Ethereum's Glamsterdam hard fork reached its final devnet stage Tuesday, locking in the EIP bundle that core developers expect to carry the network through public testnets and on to mainnet activation in the second half of 2026. The release is being framed as the largest protocol change since the Merge.

The upgrade ships ten Ethereum Improvement Proposals tracked under the Glamsterdam Meta EIP-7773, with two headliners doing the structural heavy lifting: EIP-7732, which enshrines Proposer-Builder Separation (ePBS) directly in the protocol, and EIP-7928, which introduces Block-Level Access (BALs) Lists so validators can process unrelated transactions in parallel.

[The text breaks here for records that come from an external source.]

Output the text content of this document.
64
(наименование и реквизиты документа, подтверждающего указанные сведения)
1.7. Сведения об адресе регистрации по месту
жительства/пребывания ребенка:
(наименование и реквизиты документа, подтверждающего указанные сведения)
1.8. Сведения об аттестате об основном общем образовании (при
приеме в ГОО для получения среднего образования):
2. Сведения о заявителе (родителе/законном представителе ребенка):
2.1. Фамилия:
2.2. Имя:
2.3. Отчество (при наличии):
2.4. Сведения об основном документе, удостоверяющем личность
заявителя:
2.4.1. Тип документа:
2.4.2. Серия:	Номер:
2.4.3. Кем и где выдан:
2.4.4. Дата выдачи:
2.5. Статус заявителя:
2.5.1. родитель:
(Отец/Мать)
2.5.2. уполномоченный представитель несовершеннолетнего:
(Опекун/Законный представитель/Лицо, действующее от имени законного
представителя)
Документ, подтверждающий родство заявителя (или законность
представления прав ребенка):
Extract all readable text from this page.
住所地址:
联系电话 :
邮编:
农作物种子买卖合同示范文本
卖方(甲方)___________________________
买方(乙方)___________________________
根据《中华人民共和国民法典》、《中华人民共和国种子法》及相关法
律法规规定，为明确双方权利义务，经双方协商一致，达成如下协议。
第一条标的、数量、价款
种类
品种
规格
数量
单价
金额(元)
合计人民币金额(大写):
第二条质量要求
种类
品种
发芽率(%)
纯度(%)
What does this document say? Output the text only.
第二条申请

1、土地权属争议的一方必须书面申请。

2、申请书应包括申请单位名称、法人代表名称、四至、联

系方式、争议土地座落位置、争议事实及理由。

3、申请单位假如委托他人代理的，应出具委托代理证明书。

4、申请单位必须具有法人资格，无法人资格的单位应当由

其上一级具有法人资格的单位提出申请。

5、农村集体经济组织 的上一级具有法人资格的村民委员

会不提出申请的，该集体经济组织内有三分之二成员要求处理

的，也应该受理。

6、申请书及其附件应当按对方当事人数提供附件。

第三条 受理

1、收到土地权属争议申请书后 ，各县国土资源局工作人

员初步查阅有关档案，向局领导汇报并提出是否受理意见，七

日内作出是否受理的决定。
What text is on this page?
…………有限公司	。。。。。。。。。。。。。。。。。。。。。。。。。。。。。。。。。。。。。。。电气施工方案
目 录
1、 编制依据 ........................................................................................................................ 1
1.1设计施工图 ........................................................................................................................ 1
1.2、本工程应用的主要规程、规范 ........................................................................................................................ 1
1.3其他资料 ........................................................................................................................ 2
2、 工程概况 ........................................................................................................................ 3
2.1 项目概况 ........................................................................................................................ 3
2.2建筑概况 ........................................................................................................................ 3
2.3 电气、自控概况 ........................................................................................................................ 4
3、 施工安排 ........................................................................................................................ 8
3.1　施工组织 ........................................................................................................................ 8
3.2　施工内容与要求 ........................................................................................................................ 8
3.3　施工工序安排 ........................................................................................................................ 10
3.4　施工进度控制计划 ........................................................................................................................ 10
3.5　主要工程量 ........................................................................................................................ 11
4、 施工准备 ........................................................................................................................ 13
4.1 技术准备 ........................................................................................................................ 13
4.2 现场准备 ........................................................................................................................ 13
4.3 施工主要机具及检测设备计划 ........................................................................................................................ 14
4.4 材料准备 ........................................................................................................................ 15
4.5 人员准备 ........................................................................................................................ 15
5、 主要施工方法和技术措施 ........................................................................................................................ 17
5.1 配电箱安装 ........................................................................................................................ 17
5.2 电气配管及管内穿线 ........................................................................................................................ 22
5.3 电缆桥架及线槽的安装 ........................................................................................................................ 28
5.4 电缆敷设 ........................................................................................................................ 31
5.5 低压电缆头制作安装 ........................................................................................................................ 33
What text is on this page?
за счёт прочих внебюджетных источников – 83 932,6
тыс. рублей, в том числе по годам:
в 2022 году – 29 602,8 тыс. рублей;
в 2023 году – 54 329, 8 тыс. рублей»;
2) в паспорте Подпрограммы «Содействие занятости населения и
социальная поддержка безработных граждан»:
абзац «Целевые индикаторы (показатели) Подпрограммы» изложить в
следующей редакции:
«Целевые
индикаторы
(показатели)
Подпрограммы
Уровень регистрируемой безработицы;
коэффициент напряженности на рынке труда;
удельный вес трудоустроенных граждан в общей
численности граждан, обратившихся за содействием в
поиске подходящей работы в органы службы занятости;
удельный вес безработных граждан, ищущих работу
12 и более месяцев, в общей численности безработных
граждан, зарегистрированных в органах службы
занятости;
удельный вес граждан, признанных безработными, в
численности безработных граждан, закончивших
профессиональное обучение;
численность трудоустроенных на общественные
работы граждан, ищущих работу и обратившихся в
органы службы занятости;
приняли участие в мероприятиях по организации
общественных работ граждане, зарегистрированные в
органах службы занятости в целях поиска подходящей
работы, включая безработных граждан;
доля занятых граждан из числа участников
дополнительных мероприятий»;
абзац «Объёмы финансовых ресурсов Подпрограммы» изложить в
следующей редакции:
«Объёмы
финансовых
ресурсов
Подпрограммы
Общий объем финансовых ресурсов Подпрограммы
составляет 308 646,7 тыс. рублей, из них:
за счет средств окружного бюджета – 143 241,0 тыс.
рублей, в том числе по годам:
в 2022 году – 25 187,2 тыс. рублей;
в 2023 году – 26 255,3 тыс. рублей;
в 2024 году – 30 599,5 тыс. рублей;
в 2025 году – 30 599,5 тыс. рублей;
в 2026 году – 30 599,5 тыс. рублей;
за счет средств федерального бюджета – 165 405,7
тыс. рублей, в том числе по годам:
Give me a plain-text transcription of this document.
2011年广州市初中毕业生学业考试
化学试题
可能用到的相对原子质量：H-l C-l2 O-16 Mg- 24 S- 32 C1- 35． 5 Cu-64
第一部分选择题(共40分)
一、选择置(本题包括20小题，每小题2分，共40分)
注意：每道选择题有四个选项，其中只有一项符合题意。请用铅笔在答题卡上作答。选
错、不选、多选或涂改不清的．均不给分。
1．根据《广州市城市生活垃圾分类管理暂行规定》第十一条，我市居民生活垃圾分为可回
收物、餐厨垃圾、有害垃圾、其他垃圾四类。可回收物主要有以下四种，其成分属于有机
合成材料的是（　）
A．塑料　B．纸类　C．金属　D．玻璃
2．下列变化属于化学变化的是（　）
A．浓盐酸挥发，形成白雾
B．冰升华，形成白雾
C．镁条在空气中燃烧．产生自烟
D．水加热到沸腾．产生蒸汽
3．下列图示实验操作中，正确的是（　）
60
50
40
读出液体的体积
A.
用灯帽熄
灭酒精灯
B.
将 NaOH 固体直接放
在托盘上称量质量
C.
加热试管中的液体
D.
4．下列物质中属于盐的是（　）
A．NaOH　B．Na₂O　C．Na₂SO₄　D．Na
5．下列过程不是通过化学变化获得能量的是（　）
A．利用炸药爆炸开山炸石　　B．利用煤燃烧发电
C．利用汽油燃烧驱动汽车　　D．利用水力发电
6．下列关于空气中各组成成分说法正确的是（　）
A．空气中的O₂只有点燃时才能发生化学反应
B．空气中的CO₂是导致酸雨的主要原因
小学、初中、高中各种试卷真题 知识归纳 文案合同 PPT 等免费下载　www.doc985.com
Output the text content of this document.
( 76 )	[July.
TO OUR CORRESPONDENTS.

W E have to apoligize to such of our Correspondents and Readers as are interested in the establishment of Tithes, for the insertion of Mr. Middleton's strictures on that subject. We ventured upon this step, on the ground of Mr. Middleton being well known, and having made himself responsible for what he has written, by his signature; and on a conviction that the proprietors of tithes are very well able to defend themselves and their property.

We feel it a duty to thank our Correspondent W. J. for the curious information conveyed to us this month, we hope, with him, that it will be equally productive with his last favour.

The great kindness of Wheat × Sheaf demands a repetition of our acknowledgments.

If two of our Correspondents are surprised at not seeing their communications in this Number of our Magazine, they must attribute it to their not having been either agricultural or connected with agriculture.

The combination clears the path for a 200 million gas-limit floor, roughly tripling current L1 capacity from the 60 million range and unlocking what proponents say is up to 10,000 TPS-equivalent throughput under realistic workloads.

The devnet-0 spec published by the EF's pandaops team lists the included proposals. Beyond ePBS and BALs, the package contains EIP-7708 (ETH transfers and burns emit a log), EIP-7778 (block gas accounting without refunds), EIP-7843 (a SLOTNUM opcode), EIP-7954 (raising the maximum contract size from roughly 24 KiB to 32 KiB), EIP-7975 (eth/70 partial block receipt lists), EIP-8024 (backward-compatible SWAPN, DUPN and EXCHANGE opcodes), EIP-8037 (state-creation gas-cost increase), and EIP-8159 (eth/71 Block Access List Exchange).